2019, Vol. 3 Issue 3, Part B
Primary interlocking nailing of open fractures of the tibial shaft at a tertiary care hospital
Author(s): Dr. Channabasava Patil and Dr. Srinivas Pandurangiah
Abstract: The use of interlocking nailing for open fractures is controversial. The accepted standard treatment has been External Fixation followed by definitive treatment. This is especially true when there is severe soft tissue injury or severe contamination. Also reaming was considered contraindicated for open fractures. This is because it is thought to destroy the end steal blood supply. Thus it theoretically increases the risks of infection and nonunion. However recent studies have indicated that the results are similar whether nonreamed or reamed technique is used. Patients were excluded if they had a fracture in the proximal fourth of the tibia or a fracture within four centimeters of the ankle, neither of which was judged to be amenable to interlocking nailing; if the patients did not turn for follow up; if the patients had significant medical or surgical disorders to minimize their influence on fracture healing and union; or if they had open growth plates.
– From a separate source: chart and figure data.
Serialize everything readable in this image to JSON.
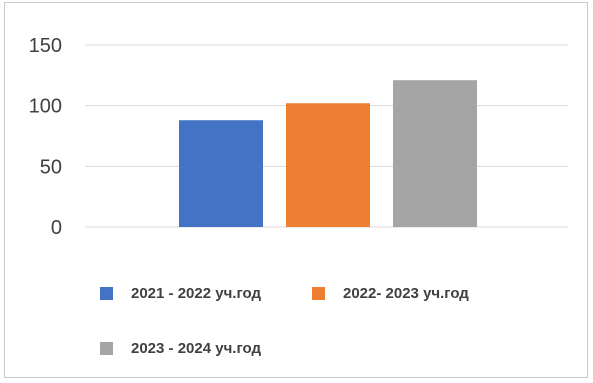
{
  "chart_data": {
    "type": "bar",
    "categories": [
      "2021 - 2022 уч.год",
      "2022- 2023 уч.год",
      "2023 - 2024 уч.год"
    ],
    "values": [
      88,
      102,
      121
    ],
    "colors": [
      "#4472c4",
      "#ed7d31",
      "#a5a5a5"
    ],
    "title": "",
    "xlabel": "",
    "ylabel": "",
    "ylim": [
      0,
      150
    ],
    "yticks": [
      "0",
      "50",
      "100",
      "150"
    ],
    "grid": true,
    "legend_position": "bottom"
  }
}
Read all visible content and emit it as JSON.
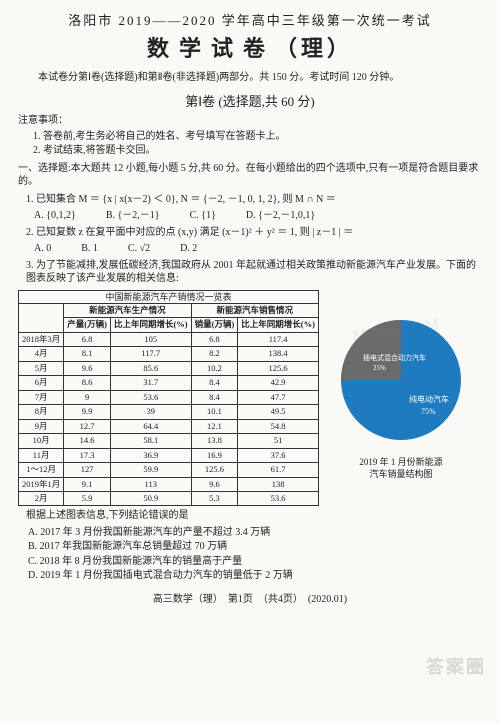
{
  "header_line": "洛阳市 2019——2020 学年高中三年级第一次统一考试",
  "title_main": "数学试卷",
  "title_paren": "（理）",
  "intro": "本试卷分第Ⅰ卷(选择题)和第Ⅱ卷(非选择题)两部分。共 150 分。考试时间 120 分钟。",
  "section1_title": "第Ⅰ卷 (选择题,共 60 分)",
  "notice_label": "注意事项：",
  "notice_items": [
    "1. 答卷前,考生务必将自己的姓名、考号填写在答题卡上。",
    "2. 考试结束,将答题卡交回。"
  ],
  "q_intro": "一、选择题:本大题共 12 小题,每小题 5 分,共 60 分。在每小题给出的四个选项中,只有一项是符合题目要求的。",
  "q1": {
    "text": "1. 已知集合 M ＝ {x | x(x－2) ＜ 0}, N ＝ {－2, －1, 0, 1, 2}, 则 M ∩ N ＝",
    "choices": [
      "A. {0,1,2}",
      "B. {－2,－1}",
      "C. {1}",
      "D. {－2,－1,0,1}"
    ]
  },
  "q2": {
    "text": "2. 已知复数 z 在复平面中对应的点 (x,y) 满足 (x－1)² ＋ y² ＝ 1, 则 | z－1 | ＝",
    "choices": [
      "A. 0",
      "B. 1",
      "C. √2",
      "D. 2"
    ]
  },
  "q3": {
    "text": "3. 为了节能减排,发展低碳经济,我国政府从 2001 年起就通过相关政策推动新能源汽车产业发展。下面的图表反映了该产业发展的相关信息:",
    "table_title": "中国新能源汽车产销情况一览表",
    "head1": [
      "",
      "新能源汽车生产情况",
      "新能源汽车销售情况"
    ],
    "head2": [
      "",
      "产量(万辆)",
      "比上年同期增长(%)",
      "销量(万辆)",
      "比上年同期增长(%)"
    ],
    "rows": [
      [
        "2018年3月",
        "6.8",
        "105",
        "6.8",
        "117.4"
      ],
      [
        "4月",
        "8.1",
        "117.7",
        "8.2",
        "138.4"
      ],
      [
        "5月",
        "9.6",
        "85.6",
        "10.2",
        "125.6"
      ],
      [
        "6月",
        "8.6",
        "31.7",
        "8.4",
        "42.9"
      ],
      [
        "7月",
        "9",
        "53.6",
        "8.4",
        "47.7"
      ],
      [
        "8月",
        "9.9",
        "39",
        "10.1",
        "49.5"
      ],
      [
        "9月",
        "12.7",
        "64.4",
        "12.1",
        "54.8"
      ],
      [
        "10月",
        "14.6",
        "58.1",
        "13.8",
        "51"
      ],
      [
        "11月",
        "17.3",
        "36.9",
        "16.9",
        "37.6"
      ],
      [
        "1～12月",
        "127",
        "59.9",
        "125.6",
        "61.7"
      ],
      [
        "2019年1月",
        "9.1",
        "113",
        "9.6",
        "138"
      ],
      [
        "2月",
        "5.9",
        "50.9",
        "5.3",
        "53.6"
      ]
    ],
    "pie": {
      "slice1_label": "插电式混合动力汽车",
      "slice1_pct": "25%",
      "slice1_value": 25,
      "slice1_color": "#6b6b6b",
      "slice2_label": "纯电动汽车",
      "slice2_pct": "75%",
      "slice2_value": 75,
      "slice2_color": "#1f7bbf",
      "caption_l1": "2019 年 1 月份新能源",
      "caption_l2": "汽车销量结构图"
    },
    "post_table": "根据上述图表信息,下列结论错误的是",
    "answers": [
      "A. 2017 年 3 月份我国新能源汽车的产量不超过 3.4 万辆",
      "B. 2017 年我国新能源汽车总销量超过 70 万辆",
      "C. 2018 年 8 月份我国新能源汽车的销量高于产量",
      "D. 2019 年 1 月份我国插电式混合动力汽车的销量低于 2 万辆"
    ]
  },
  "footer": "高三数学（理）　第1页　（共4页）　(2020.01)",
  "watermark": "答案圈",
  "watermark2": "MXQE.COM"
}
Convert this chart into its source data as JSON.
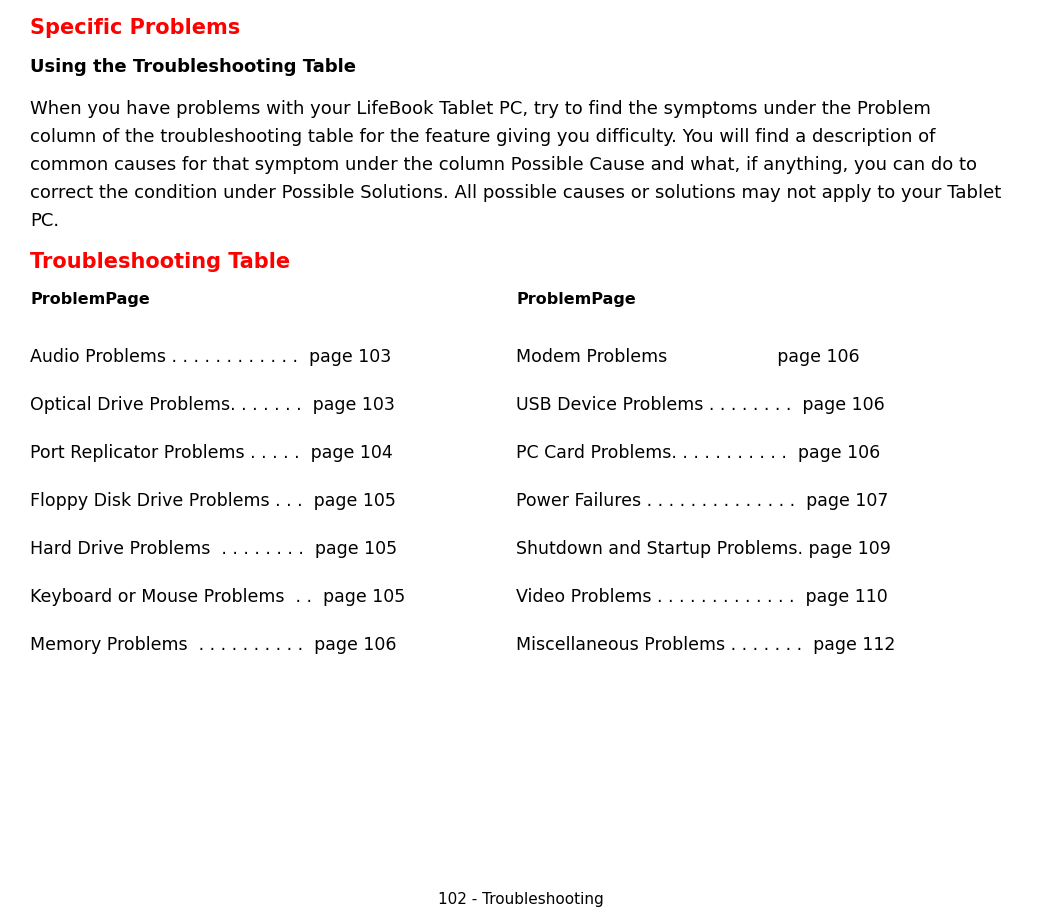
{
  "bg_color": "#ffffff",
  "title_specific": "Specific Problems",
  "title_specific_color": "#ff0000",
  "title_specific_fontsize": 15,
  "subtitle": "Using the Troubleshooting Table",
  "subtitle_fontsize": 13,
  "body_lines": [
    "When you have problems with your LifeBook Tablet PC, try to find the symptoms under the Problem",
    "column of the troubleshooting table for the feature giving you difficulty. You will find a description of",
    "common causes for that symptom under the column Possible Cause and what, if anything, you can do to",
    "correct the condition under Possible Solutions. All possible causes or solutions may not apply to your Tablet",
    "PC."
  ],
  "body_fontsize": 13,
  "table_title": "Troubleshooting Table",
  "table_title_color": "#ff0000",
  "table_title_fontsize": 15,
  "col_header_left": "ProblemPage",
  "col_header_right": "ProblemPage",
  "col_header_fontsize": 11.5,
  "left_entries": [
    "Audio Problems . . . . . . . . . . . .  page 103",
    "Optical Drive Problems. . . . . . .  page 103",
    "Port Replicator Problems . . . . .  page 104",
    "Floppy Disk Drive Problems . . .  page 105",
    "Hard Drive Problems  . . . . . . . .  page 105",
    "Keyboard or Mouse Problems  . .  page 105",
    "Memory Problems  . . . . . . . . . .  page 106"
  ],
  "right_entries": [
    "Modem Problems                    page 106",
    "USB Device Problems . . . . . . . .  page 106",
    "PC Card Problems. . . . . . . . . . .  page 106",
    "Power Failures . . . . . . . . . . . . . .  page 107",
    "Shutdown and Startup Problems. page 109",
    "Video Problems . . . . . . . . . . . . .  page 110",
    "Miscellaneous Problems . . . . . . .  page 112"
  ],
  "entry_fontsize": 12.5,
  "footer_text": "102 - Troubleshooting",
  "footer_fontsize": 11
}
The average time to union was 26 weeks for type I fractures(fifteen in number), 29 weeks for type II fractures(nineteen in number), 34 weeks for type III A fractures(nine), 38 weeks for type III B fracture (One). There were 2 non-unions (Both Type II), both of them had middle third fractures, for one of them the original nail was replaced with a larger diameter Grosse Kempf nail with reaming and chancellors bone grafting was done, the donor site being the upper end of the contralateral tibia. The other nonunion patient which was infected was treated with removal of the nail, thorough washing with hydrogen peroxide and betadine solution, freshening of the fracture ends, fibular resection and chancellors bone graft application and Ilizarov frame application this united later at about 105 weeks.